Step 2:  Take Responsibility  for your own life and actions. And Stop Blaming Others.

“Momma didn’t do this, daddy didn’t do that, my uncle treated me this way, my aunt spanked me; that man cheated on me; that’s why I’m like this. This is who they made me out to be, this is who I am!”  It’s so much easier to go through life blaming our problems on others including ourselves. “I’m too fat, I can’t do it, I’ don’t know how!” But eventually you have to take responsibility for your life, your actions and your emotions.  If this is you talking… STOP IT RIGHT NOW!  IT’S OVER, NO MORE! SNAP OUT OF IT!  Your life will never get better and you will never move forward until you break the blame chain.

Step 3:  Forgive and Focus

It is crucial that you reach a point where you can truly let go of the hurt that you have experienced. “No matter how violent it was, how deep it was, how prolonged it was, no matter how much effect there’s been on your life, if you do not extend forgiveness and get focus on bettering you; you are the only person who will be stuck in bitterness and revenge city.
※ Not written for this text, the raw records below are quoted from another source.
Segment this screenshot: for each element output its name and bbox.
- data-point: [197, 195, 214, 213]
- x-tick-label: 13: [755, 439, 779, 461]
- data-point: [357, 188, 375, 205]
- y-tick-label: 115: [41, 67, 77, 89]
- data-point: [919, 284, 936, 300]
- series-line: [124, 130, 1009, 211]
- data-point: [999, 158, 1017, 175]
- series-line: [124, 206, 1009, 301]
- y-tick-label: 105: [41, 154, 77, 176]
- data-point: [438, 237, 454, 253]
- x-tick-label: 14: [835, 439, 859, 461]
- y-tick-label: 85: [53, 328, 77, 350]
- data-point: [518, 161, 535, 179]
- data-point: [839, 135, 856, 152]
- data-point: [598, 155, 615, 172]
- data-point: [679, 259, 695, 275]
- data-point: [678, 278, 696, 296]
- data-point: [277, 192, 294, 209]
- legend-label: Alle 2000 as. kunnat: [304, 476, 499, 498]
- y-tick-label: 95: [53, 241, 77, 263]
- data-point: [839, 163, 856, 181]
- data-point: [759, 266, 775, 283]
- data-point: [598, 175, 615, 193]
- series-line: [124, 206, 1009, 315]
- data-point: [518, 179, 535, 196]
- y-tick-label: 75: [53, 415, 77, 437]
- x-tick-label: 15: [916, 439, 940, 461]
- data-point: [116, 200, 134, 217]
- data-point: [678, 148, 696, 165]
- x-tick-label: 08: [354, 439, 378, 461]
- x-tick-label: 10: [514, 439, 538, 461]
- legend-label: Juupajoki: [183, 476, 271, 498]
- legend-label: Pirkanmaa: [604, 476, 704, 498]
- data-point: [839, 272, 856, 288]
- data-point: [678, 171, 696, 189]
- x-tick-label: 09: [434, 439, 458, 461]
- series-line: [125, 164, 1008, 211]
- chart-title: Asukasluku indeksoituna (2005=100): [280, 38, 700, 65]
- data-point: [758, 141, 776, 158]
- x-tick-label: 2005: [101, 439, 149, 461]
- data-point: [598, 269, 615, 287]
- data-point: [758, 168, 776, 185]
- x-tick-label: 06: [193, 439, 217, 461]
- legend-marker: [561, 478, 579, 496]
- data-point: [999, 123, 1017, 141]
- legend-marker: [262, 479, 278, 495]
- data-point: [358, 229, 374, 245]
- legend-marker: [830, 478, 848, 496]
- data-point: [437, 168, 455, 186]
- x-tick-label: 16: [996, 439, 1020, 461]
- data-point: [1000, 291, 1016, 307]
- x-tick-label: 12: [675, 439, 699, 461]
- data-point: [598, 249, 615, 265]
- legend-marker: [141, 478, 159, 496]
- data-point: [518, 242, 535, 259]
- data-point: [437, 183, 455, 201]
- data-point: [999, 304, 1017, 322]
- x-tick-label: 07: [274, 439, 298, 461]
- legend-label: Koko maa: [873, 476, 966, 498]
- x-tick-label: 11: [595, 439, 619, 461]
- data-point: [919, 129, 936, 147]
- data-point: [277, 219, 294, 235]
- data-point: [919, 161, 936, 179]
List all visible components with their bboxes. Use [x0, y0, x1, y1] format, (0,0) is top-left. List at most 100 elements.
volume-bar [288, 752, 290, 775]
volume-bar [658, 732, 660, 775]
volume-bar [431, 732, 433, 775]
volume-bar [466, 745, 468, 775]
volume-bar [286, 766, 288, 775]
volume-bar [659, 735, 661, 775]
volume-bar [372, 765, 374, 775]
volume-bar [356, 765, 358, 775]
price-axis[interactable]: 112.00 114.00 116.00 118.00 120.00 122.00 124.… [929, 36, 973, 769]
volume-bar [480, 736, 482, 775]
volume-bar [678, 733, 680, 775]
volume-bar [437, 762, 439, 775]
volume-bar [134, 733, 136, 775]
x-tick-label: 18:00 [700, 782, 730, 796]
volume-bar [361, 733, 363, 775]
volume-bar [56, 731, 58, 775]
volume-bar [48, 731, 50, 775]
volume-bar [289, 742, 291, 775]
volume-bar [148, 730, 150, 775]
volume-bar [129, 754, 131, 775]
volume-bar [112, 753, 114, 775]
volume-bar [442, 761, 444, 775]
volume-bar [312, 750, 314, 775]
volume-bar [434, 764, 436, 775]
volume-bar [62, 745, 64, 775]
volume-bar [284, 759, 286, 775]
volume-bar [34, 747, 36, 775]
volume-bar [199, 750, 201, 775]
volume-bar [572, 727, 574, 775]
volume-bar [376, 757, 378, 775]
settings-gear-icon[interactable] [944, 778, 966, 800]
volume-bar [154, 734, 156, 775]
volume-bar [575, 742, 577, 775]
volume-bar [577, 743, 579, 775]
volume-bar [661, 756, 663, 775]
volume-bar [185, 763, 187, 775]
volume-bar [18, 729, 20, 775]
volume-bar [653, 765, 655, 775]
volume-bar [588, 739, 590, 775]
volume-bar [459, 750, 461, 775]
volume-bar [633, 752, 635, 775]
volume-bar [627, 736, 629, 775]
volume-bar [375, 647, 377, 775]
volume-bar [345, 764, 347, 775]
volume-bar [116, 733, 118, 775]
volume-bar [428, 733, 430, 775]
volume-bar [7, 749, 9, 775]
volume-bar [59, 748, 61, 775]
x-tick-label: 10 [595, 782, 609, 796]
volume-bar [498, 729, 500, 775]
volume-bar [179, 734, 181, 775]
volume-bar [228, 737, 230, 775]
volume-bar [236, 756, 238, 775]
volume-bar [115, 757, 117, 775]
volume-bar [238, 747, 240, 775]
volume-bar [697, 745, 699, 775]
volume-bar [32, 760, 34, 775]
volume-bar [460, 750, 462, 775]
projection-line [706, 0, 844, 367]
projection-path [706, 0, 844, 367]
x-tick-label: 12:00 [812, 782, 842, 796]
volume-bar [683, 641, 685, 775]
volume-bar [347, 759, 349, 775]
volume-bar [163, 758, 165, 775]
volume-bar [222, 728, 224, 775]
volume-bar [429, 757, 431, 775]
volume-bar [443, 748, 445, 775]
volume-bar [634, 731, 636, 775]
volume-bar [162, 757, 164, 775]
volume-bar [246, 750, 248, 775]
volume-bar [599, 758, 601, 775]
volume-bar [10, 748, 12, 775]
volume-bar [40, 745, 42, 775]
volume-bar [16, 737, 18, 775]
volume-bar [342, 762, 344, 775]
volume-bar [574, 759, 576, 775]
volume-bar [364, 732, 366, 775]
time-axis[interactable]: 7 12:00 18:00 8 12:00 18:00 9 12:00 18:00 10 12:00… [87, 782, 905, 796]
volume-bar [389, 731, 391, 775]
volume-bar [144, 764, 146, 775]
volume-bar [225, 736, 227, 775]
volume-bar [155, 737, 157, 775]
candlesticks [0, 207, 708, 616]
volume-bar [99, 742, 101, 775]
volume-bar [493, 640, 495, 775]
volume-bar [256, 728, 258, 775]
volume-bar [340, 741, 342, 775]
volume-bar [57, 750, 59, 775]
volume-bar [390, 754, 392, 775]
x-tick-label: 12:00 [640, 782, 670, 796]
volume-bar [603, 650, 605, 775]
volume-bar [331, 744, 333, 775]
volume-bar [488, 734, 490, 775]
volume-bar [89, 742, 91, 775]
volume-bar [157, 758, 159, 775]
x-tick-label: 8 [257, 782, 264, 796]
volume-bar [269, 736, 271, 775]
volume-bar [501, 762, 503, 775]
Let go of the past and let go of the pain; forgive those who have wrong you and move forward in you purpose, even if you look in the mirror and realize that the person you had to forgive was actually you!

 

To end this piece for you all: What I want to  ask you all and for you all to think about today as well as for me to ask myself and think to myself  is to take charge over your baggage, think about how carrying all that unnecessary garbage will hinder your life (because that’s all it is, is GARBAGE) and choose to be free! It’s your choice and it’s your life! Start fresh! It’s a new year. It’s new beginning.